The merely postponed what seems inevitable. The Warriors will make the playoffs. But it underscores a growing concern as Golden State prepares for the postseason: they may not be ready for playoff basketball.

"I think if you look at it, they played a little harder," Stephen Curry said. "And that's not when we're going to be successful -- when a team plays harder than us."

When Utah really needed a basket, it got one. Whether it was Mo Williams creating shots, Al Jefferson going to work inside or the Jazz executing their offense and using crisp ball movement to create open shots.

The same couldn't be said for the Warriors, who managed just 42 points in the second half.

Multiple scoring droughts prevented the Warriors from gaining any serious momentum. They went five-and-a-half minutes in the second quarter without a field goal, totaling 3 points from the line.

In the third quarter, after cutting the lead to 65-64, Golden State squandered a chance to take control of the game by failing to score on six straight possessions, allowing Utah to take control back with an 8-0 run.


Advertisement

A night of scoring droughts was capped by the Warriors scoring just two points over the last 2:34.

With 14.3 seconds left, Mo Williams drilled a dagger 3, giving him a game-high 25 points and postponing the Warriors' celebration.

"I've been waiting eight years for a night like tonight, to have a chance to clinch and make the playoffs," David Lee said. "It's going to happen another night. We're going to keep our heads up. But it was disappointing to lose this one."

  • Curry took five shots in the fourth quarter of a game the Warriors really wanted to get. Five shots ... after making 6 of his first 8.

    Of those five shots, two came in the final seconds, heaves after the game was decided. So, really, he took 3 shots in the first 11 minutes, 52 seconds of the fourth quarter.

    The first one came at the 10:40 mark. The next one came at 3:28. The next at 1:51.

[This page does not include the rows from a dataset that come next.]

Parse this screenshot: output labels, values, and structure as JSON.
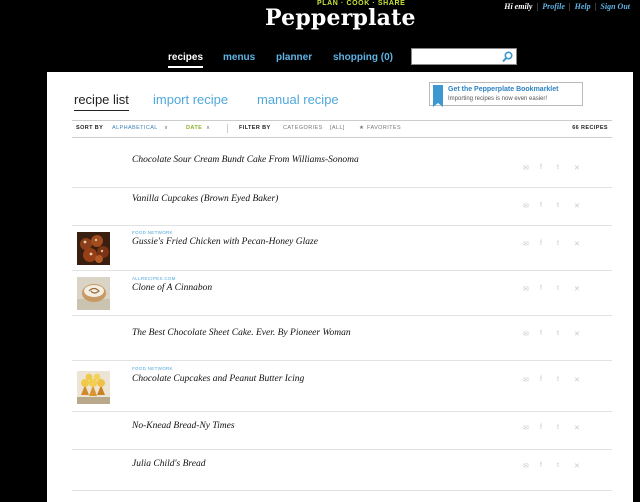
{
  "header": {
    "tagline": "PLAN · COOK · SHARE",
    "logo": "Pepperplate",
    "greeting": "Hi emily",
    "links": [
      "Profile",
      "Help",
      "Sign Out"
    ]
  },
  "nav": {
    "items": [
      "recipes",
      "menus",
      "planner",
      "shopping (0)"
    ],
    "active": "recipes"
  },
  "search": {
    "placeholder": "",
    "value": ""
  },
  "tabs": [
    "recipe list",
    "import recipe",
    "manual recipe"
  ],
  "bookmarklet": {
    "title": "Get the Pepperplate Bookmarklet",
    "subtitle": "Importing recipes is now even easier!"
  },
  "sortbar": {
    "sort_by_label": "SORT BY",
    "alphabetical": "ALPHABETICAL",
    "date": "DATE",
    "filter_by_label": "FILTER BY",
    "categories": "CATEGORIES",
    "categories_value": "[ALL]",
    "favorites": "FAVORITES",
    "count": "66 RECIPES"
  },
  "recipes": [
    {
      "title": "Chocolate Sour Cream Bundt Cake From Williams-Sonoma",
      "source": "",
      "thumb": ""
    },
    {
      "title": "Vanilla Cupcakes (Brown Eyed Baker)",
      "source": "",
      "thumb": ""
    },
    {
      "title": "Gussie's Fried Chicken with Pecan-Honey Glaze",
      "source": "FOOD NETWORK",
      "thumb": "fried-chicken"
    },
    {
      "title": "Clone of A Cinnabon",
      "source": "ALLRECIPES.COM",
      "thumb": "cinnamon-roll"
    },
    {
      "title": "The Best Chocolate Sheet Cake. Ever. By Pioneer Woman",
      "source": "",
      "thumb": ""
    },
    {
      "title": "Chocolate Cupcakes and Peanut Butter Icing",
      "source": "FOOD NETWORK",
      "thumb": "cupcakes"
    },
    {
      "title": "No-Knead Bread-Ny Times",
      "source": "",
      "thumb": ""
    },
    {
      "title": "Julia Child's Bread",
      "source": "",
      "thumb": ""
    }
  ],
  "row_actions": [
    "email-icon",
    "facebook-icon",
    "twitter-icon",
    "delete-icon"
  ],
  "colors": {
    "accent": "#5fb4e6",
    "green": "#8cb12a",
    "background": "#000000"
  }
}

    "We went away from him a little bit," coach Mark Jackson said. "Klay (Thompson) and David (Lee) got it going. Give credit to their defense, they put bigger bodies on him. At the end of the day, he cooled down a little bit and their defense stepped up. They made the adjustment and they started trapping trying to get the ball out of his hands."

    That's on Curry.

    Jackson moved Curry off the ball most of the second half and practically all of the second quarter. It's been the pattern all year.

    When Curry is off the ball, it is harder for him to get a shot. He has to do more work and it's easier for teams to deny him since the Warriors' plan for getting him the ball is simple and widely known.

    Often, if the first option isn't there, Jarrett Jack goes to open No. 2. If that's not there, he's shooting. Or Curry will get it and after all that work he all but has to shoot it.

    Some games, he does well. He makes shots and it looks great. But it hasn't been consistently successful and it proves even tougher against good defenses.

    It's on Curry because he's probably the only one who can do something about it. He's such a nice guy that he is going to do what his coach says and he's going to bust his butt doing it. But what the Warriors really need is for him to be a little Russell Westbrook about it. He either needs to tell Jackson to give him the ball or just go get it despite what the coach says.

    Sounds disrespectful. But Jackson's the type of guy that if Curry came to him and said "gimmie the ball," he'll respect the boldness enough to do it.